Sottolineando che ci sono state denunce giunte nelle aule di tribunale riguardanti violenze fisiche e psicologiche subite dai bambini con bisogni speciali negli istituti scolastici, la Presidente del Consiglio di Amministrazione dell'Associazione KEDİ per l'Autismo, Serap Dikmen Ahmetoğlu, ha dichiarato: “Siamo preoccupati per la sicurezza dei bambini a causa degli episodi che si sono verificati. Chiediamo che vengano installate telecamere nelle classi di educazione speciale per proteggerli da ogni forma di violenza e che vengano adottate le necessarie disposizioni legali. Inoltre, in questo modo si può garantire il diritto delle famiglie ad accedere all'educazione speciale ricevuta dai propri figli. Crediamo che, attraverso l'integrazione tra studenti, insegnanti e genitori, aumenterà anche il livello di consapevolezza dei genitori sull'educazione speciale”.
Riguardo al processo registrato, Ahmetoğlu ha affermato quanto segue:
“Il KDK, dopo aver esaminato la legislazione nazionale e internazionale, ha emesso una raccomandazione in cui si afferma che è necessario compiere gli sforzi necessari in collaborazione con un approccio multidisciplinare che rafforzi la partecipazione e la comunicazione di tutte le parti interessate, inclusi dirigenti scolastici, insegnanti, studenti e famiglie. Il KDK ci ha anche informato che, con la risposta negativa del MEB, è nato il nostro diritto di intentare una causa. Cercheremo di far valere i nostri diritti legali e garantiremo assolutamente la sicurezza dei nostri figli e il miglioramento della qualità dell'istruzione.”

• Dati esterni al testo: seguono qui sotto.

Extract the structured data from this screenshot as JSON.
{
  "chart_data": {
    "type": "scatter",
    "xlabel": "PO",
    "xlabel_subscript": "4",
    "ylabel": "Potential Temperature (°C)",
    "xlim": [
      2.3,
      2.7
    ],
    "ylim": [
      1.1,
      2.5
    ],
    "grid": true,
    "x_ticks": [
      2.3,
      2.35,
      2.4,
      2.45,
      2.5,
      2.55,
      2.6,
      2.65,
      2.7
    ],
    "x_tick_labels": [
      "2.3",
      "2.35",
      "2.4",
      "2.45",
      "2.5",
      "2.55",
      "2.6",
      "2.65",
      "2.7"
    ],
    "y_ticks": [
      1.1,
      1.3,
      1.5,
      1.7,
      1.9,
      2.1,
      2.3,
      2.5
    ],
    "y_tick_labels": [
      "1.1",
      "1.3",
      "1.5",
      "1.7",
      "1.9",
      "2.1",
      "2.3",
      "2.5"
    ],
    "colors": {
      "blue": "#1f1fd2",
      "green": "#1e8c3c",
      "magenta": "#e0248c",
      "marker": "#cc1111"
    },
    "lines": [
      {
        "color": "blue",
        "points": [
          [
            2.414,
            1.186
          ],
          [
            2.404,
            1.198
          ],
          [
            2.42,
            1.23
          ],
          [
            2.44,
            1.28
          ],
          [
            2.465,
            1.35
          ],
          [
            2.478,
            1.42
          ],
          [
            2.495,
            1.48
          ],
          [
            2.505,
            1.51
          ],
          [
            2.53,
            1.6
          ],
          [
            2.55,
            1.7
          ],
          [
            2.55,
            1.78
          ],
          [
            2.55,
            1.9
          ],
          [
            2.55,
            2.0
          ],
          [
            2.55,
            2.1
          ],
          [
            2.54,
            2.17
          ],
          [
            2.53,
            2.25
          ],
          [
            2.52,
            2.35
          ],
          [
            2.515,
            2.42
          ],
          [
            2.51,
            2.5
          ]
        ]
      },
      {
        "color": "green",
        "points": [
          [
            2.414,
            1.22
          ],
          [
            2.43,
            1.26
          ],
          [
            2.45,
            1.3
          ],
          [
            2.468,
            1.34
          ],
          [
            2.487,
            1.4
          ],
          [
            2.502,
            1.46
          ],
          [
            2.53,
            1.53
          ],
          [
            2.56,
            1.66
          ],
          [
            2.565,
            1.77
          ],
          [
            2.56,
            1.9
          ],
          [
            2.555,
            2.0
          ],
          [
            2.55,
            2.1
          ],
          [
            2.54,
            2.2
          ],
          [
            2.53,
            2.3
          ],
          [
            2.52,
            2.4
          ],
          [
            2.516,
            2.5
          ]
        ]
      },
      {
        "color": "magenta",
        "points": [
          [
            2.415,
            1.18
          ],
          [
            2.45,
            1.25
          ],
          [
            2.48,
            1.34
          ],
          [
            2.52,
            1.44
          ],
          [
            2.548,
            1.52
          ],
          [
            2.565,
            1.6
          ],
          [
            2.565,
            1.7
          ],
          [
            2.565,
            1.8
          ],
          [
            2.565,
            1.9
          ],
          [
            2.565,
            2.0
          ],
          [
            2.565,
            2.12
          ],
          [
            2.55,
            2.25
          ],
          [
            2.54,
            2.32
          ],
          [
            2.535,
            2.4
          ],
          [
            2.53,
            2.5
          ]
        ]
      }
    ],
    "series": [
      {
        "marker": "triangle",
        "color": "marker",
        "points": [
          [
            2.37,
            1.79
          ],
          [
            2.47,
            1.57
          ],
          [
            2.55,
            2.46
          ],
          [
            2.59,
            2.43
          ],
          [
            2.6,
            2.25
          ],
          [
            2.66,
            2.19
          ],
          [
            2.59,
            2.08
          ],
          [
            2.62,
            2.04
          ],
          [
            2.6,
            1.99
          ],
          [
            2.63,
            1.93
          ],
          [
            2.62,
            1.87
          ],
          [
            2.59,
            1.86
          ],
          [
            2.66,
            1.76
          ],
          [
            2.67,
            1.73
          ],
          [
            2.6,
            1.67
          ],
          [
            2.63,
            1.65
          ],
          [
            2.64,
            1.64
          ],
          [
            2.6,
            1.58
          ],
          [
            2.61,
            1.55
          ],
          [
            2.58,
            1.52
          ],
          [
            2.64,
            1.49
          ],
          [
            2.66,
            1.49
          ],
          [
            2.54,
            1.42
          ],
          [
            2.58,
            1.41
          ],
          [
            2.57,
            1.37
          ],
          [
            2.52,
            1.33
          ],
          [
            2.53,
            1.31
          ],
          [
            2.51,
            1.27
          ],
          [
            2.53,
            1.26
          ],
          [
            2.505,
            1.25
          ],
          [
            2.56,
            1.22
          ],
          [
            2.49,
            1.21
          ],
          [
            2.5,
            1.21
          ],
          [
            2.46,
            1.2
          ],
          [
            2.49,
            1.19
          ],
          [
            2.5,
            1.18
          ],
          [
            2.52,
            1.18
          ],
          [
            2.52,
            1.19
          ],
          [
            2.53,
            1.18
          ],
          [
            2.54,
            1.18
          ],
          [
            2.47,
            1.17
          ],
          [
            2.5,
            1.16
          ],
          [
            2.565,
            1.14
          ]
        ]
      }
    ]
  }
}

L'avvocato Suna Ağı, sottolineando che il MEB ha citato la Legge sulla Protezione dei Dati Personali (KVKK) come una delle ragioni del rifiuto, ha richiamato l'attenzione sulle eccezioni previste dalla legge.
“L'articolo 5/2 (b) della KVKK prevede un'eccezione per i casi in cui sia obbligatorio proteggere la vita o l'integrità fisica della persona stessa o di un'altra persona che non è in grado di esprimere il proprio consenso a causa di un'impossibilità o il cui consenso non è legalmente valido. Molti individui con bisogni speciali hanno difficoltà a comprendere o esprimere situazioni come percosse o abusi che incontrano. In questo senso, è chiaro che l'intento del legislatore non è quello di violare il diritto all'istruzione e persino alla vita delle persone che necessitano di protezione. Inoltre, se si deve mantenere un equilibrio tra i diritti, come previsto dalle convenzioni internazionali di cui siamo parte e dalla nostra legislazione nazionale, deve essere tutelato l'interesse superiore del minore. L'articolo 5/2 (f) della KVKK specifica anche l'eccezione in cui “il trattamento dei dati è necessario per i legittimi interessi del titolare del trattamento”. In altre parole, il sistema di telecamere sarà anche nell'interesse del personale, che potrebbe essere ingiustamente accusato per uno studente vittima di violenza altrove o da parte di un'altra persona.”